Hanbury Brown and Twiss Exchange Correlations in Graphene Box
Teemu Elo, Zhenbing Tan, Ciprian Padurariu, Fabian Duerr and, Dmitry S. Golubev, Gordey B. Lesovik, Pertti Hakonen

TL;DR
This paper demonstrates fermionic Hanbury Brown and Twiss exchange effects in a diffusive graphene system through current correlation measurements, revealing quantum statistical properties of charge carriers at microwave frequencies.
Contribution
It provides the first experimental observation of HBT exchange phenomena in graphene, combining semiclassical modeling with microwave frequency correlation measurements.
Findings
HBT exchange effects observed in graphene confirm fermionic quantum statistics.
Exchange factor values are between coherent and hot electron transport predictions.

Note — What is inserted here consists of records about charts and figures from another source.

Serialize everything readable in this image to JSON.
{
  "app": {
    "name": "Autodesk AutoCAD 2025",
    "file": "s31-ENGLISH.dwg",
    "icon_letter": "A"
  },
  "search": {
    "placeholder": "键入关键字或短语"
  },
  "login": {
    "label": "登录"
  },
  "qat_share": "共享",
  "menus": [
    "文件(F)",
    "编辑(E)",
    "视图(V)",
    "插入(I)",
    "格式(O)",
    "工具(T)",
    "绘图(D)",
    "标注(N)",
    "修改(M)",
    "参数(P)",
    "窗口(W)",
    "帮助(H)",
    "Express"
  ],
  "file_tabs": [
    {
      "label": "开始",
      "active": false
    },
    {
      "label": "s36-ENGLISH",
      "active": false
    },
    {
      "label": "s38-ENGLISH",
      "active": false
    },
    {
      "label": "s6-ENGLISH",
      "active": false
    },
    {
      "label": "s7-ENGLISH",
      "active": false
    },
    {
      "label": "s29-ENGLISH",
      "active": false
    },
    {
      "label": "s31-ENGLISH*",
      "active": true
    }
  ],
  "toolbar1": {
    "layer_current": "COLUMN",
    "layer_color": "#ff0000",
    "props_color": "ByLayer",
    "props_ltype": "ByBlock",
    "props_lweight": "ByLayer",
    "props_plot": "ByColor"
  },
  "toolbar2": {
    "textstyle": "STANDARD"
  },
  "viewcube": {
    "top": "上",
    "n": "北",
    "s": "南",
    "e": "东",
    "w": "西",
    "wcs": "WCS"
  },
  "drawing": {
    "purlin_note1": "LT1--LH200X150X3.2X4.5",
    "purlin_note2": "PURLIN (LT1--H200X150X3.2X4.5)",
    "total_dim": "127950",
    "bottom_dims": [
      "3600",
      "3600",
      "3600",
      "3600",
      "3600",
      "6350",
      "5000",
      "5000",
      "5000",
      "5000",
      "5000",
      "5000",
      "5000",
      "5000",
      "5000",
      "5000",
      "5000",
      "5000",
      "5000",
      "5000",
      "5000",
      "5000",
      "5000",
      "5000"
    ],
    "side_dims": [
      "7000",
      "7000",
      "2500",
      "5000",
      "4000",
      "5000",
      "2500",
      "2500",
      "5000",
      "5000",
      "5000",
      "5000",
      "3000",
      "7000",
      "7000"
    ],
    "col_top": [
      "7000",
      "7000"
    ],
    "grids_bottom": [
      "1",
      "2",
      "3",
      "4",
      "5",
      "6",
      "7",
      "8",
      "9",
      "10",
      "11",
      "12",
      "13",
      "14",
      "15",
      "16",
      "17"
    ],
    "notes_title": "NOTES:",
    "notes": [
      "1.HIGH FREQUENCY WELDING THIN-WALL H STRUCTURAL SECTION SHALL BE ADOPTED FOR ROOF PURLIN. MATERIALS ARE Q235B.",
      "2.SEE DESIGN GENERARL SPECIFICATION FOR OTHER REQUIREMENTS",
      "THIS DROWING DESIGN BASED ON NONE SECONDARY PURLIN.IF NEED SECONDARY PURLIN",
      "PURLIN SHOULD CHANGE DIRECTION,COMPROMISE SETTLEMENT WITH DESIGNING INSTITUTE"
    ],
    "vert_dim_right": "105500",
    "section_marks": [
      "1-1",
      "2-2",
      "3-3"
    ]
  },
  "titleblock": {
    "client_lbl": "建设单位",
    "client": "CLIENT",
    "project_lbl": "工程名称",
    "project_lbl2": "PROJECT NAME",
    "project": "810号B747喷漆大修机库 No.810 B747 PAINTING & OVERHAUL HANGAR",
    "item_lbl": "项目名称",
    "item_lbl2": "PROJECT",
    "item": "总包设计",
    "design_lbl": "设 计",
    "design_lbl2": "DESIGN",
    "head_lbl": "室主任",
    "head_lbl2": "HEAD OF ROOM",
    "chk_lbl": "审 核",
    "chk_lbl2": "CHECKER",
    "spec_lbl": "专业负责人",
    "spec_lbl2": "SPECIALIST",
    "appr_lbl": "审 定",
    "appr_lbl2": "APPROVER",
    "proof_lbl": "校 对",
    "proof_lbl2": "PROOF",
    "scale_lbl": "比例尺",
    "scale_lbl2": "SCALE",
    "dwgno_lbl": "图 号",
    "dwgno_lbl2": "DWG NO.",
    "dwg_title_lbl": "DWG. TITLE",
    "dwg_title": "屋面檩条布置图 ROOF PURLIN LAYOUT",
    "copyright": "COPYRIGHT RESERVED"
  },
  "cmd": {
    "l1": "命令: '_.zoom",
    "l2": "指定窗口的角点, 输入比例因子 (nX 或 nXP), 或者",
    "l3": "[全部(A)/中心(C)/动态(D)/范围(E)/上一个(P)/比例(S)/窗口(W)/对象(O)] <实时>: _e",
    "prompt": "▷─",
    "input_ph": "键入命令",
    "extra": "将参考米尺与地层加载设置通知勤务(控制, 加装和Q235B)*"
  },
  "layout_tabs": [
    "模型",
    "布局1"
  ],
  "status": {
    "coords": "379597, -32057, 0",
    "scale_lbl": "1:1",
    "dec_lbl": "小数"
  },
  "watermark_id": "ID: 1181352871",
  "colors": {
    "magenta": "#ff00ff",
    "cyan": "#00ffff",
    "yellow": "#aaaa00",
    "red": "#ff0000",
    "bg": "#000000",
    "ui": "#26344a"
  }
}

Results align with semiclassical models including contact transparency effects.
Abstract
Quadratic detection in linear mesoscopic transport systems produces cross terms that can be viewed as interference signals reflecting statistical properties of charge carriers. In electronic systems these cross term interferences arise from exchange effects due to Pauli principle. Here we demonstrate fermionic Hanbury Brown and Twiss (HBT) exchange phenomena due to indistinguishability of charge carriers in a diffusive graphene system. These exchange effects are verified using current-current cross correlations in combination with regular shot noise (autocorrelation) experiments at microwave frequencies. Our results can be modeled using semiclassical analysis for a square-shaped metallic diffusive conductor, including contributions from contact transparency. The experimentally determined HBT exchange factor values lie between the calculated ones for coherent and hot electron transport.